7:16MINHA ESCRITORA

Ilustração de Theo Szczepanski

por Rogério Pereira

 

A boca desistiu da mãe. A língua, sem serventia, é uma lesma inerte, um muçum sem rio. Só o escarro passageiro. A palavra represada fugiu para a ponta dos dedos ásperos. E lá também agoniza. A mãe desaprendeu a falar. A traqueostomia abandonou na sala de casa um gramofone quebrado da marca Mãe. Está voltando a uma infância inexistente, perdida na roça. O grunhido — um cicio pastoso de catarro — não forma palavra. O mundo é silêncio e solidão. Dos berros agudos “venha tomar banho” a apenas um chiado de bomba de chimarrão sugando uma poça vazia.

 

Ao receber o boletim escolar, corria para casa. Orgulhoso e feliz com as notas, entregava à mãe o papel retangular. Ela olhava sem ver. Assinava na linha correspondente e me devolvia. Nenhum comentário. Aquilo não lhe fazia sentido; não lhe dizia nada. Números num pedaço grosso de papel. Aos poucos, desisti. E me tornei um deliquente escolar. A cada bimestre meus dedos de criança desenhavam o nome da mãe. Do Z ao A, uma história de escuridão. Aos poucos, me acostumei a escrever o nome dela. Se hoje eu fosse ela, teria câncer e estaria morrendo.

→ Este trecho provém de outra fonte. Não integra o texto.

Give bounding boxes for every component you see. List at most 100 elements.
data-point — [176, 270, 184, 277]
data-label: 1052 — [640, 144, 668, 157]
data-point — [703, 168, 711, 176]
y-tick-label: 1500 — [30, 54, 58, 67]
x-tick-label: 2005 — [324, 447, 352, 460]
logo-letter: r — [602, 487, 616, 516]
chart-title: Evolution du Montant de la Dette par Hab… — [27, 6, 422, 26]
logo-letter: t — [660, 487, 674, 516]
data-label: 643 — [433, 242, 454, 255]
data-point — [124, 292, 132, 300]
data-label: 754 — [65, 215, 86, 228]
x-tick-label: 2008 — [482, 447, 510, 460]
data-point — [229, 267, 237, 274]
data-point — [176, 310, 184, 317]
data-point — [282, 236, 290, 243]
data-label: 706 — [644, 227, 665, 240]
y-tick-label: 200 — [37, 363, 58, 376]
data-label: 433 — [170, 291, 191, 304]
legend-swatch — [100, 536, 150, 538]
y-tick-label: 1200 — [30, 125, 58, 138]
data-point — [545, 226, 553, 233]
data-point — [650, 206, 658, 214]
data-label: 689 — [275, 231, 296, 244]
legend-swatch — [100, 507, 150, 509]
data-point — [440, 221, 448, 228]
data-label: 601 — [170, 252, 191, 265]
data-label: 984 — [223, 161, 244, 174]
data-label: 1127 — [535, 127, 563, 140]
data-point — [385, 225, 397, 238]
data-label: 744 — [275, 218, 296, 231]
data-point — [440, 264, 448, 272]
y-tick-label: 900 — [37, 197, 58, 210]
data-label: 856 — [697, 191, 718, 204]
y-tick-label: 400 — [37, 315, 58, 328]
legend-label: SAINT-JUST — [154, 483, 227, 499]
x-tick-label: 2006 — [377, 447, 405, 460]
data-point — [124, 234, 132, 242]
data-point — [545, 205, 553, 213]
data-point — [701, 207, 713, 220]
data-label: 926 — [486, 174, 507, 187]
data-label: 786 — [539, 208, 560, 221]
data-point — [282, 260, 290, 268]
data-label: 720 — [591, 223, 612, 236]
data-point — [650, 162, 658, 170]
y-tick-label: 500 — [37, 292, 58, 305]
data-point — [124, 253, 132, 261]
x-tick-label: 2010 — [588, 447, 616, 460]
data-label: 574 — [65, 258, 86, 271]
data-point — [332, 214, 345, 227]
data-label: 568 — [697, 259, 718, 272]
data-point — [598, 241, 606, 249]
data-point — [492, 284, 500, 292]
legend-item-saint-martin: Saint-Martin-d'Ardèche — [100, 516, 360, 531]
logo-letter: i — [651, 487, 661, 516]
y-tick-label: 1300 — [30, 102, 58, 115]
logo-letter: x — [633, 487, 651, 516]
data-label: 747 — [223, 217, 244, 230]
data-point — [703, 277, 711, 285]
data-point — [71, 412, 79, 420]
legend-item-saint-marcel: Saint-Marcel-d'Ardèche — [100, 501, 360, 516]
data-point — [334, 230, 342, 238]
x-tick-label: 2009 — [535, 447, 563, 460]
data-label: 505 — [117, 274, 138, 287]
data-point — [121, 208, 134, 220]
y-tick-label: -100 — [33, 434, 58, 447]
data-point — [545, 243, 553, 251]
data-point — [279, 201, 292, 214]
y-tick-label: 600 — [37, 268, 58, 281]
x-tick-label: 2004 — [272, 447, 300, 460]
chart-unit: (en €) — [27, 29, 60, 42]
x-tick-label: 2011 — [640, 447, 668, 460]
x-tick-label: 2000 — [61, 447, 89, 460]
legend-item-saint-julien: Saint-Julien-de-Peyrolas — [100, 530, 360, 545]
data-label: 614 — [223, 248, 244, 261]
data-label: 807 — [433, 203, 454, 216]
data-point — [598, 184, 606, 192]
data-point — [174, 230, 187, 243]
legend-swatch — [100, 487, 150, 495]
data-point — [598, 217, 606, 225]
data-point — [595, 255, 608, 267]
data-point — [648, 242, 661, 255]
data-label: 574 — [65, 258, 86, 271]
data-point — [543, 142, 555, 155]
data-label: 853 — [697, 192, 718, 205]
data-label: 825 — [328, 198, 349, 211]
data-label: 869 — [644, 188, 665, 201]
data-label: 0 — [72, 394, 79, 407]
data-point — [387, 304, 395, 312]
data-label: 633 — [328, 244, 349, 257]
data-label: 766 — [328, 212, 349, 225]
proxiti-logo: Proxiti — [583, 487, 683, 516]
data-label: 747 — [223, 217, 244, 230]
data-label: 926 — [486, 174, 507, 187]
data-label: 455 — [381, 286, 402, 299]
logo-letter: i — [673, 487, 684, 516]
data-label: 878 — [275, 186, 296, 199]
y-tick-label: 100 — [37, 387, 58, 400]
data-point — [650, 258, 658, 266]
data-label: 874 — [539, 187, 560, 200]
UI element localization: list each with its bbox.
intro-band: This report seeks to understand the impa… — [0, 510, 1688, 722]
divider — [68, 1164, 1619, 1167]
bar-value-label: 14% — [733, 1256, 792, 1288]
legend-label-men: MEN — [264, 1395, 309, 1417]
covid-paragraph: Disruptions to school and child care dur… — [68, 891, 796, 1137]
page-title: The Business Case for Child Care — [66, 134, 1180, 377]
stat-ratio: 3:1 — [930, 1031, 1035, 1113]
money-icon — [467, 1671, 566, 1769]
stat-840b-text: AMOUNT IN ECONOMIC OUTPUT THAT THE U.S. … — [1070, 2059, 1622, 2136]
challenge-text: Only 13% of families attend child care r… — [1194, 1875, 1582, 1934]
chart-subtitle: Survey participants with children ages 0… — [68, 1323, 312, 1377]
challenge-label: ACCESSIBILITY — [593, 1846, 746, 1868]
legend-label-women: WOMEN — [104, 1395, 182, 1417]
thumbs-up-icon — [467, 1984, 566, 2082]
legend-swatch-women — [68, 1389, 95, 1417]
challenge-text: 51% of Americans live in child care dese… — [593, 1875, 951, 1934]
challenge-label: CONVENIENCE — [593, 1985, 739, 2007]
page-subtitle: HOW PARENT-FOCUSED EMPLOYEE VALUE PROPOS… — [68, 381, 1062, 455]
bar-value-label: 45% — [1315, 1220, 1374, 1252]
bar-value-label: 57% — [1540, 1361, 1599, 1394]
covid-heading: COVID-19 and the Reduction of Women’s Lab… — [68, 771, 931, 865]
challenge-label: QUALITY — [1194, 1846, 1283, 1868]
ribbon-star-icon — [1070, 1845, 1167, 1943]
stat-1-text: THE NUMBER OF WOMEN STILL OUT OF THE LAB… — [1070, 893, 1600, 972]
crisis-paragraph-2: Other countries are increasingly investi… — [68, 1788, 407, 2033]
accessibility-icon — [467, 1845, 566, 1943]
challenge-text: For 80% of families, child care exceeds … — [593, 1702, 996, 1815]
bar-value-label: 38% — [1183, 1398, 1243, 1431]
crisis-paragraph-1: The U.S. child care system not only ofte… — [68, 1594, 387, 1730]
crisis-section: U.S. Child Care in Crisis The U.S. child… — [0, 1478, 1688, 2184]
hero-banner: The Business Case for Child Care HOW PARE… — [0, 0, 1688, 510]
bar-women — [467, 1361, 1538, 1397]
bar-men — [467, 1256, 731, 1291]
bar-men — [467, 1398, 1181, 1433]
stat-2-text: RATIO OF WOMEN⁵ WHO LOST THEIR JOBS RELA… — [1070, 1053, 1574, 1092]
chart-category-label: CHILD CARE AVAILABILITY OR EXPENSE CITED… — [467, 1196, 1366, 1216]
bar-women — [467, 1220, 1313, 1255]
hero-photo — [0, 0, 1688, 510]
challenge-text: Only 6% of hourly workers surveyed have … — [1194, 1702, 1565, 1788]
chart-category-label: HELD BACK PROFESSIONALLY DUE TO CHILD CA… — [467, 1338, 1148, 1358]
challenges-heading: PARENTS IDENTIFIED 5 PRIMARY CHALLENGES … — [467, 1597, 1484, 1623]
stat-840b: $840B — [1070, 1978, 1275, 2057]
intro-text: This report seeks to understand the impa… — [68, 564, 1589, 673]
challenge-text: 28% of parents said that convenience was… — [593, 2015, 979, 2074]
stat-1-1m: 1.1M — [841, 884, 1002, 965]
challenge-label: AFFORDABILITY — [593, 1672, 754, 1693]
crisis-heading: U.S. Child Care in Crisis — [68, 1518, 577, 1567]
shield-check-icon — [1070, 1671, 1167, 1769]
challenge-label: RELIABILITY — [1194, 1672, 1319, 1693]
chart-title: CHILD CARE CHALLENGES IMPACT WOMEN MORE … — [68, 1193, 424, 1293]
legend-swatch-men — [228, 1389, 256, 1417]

Estranhei a primeira manhã em que a mãe me estendeu o bilhete. Um quadradinho amassado. R$ 5 de pão. De início, não entendi. É para eu comprar cinco reais de pão? Ela balançou a cabeça. Começava a ser abandonada pela voz. A lesma se tornava mais lenta. O muçum se debatia no açude deserto. Começamos a conversar por pedaços amassados de papel.

Minha filha digladia com as letras. Não entende o significado do mundo na junção do L e o H. Sofre com o lápis na mão delicada. Irrita-se diante da letra cursiva. Percorre vagarosa as frases dos livros de palavras curtas e consoantes gordas. Caminha descalça pela geada até a porta da escola. Ainda não encontra amparo na palavra escrita. Então, grita, esperneia e, por fim, desabafava: Odeio fazer a lição. Aos poucos, a resistência arrefece. Empunha o lápis e desbrava o papel branco. Lentamente, desenha seu nome, da tia preferida, da amiga inseparável. Cava com esforço um mundo que lhe parece quase inacessível. Atravessa a pinguela sobre a sanga e chega ao outro lado.

O estilo da mãe não é dos melhores. Vírgulas e pontos raramente surgem entre as palavras. A letra é legível. Até bonita para uma mulher cujo tempo em sala de aula se resumiu há alguns dias. Na roça a enxada é mais importante do que o lápis. Ela conta (ou contava) que gostaria de ter estudado. Mas a montoeira de irmãos — uma ninhada de onze — na longa família de italianos a tirou do carreiro que levava à escola, distante alguns quilômetros. Era preciso carpir e roçar. Sobreviver numa terra recém-descoberta. Agora, não faz diferença. No caixão, de nada servem ler e escrever. Nem falar. Em breve, o silêncio da mãe será eterno.

Guardo os bilhetes (comprar pão e margarina; quatro cebolas e seis tomates; dinheiro para o gás; o homem da pintura passou aqui; fiz um pão) numa caixa plástica, longe da umidade que nos rodeia na casa em Campo Largo. Dei um jeito de aprisionar as últimas palavras da mãe. Às vezes, ela coloca o dedo no buraco da traqueostomia e tenta me dizer algo. Já não sei se entendo o que fala. Acho que não. Presto mais atenção no arrulho desafinado do pescoço. A boca se mexe e não forma nada. No final, que restará? Um desenho de criança… Corrigido por um louco! O vazio preenche a pequena sala. Nossa conversa é a de um mudo com um cego, amparada por um surdo.

Fui à escola aos sete anos. Aprendi a ler e escrever. Agora, entendo por que a professora Gilda me dizia que era tão importante saber ler. Se não soubesse, seria um cego diante de uma mãe morta.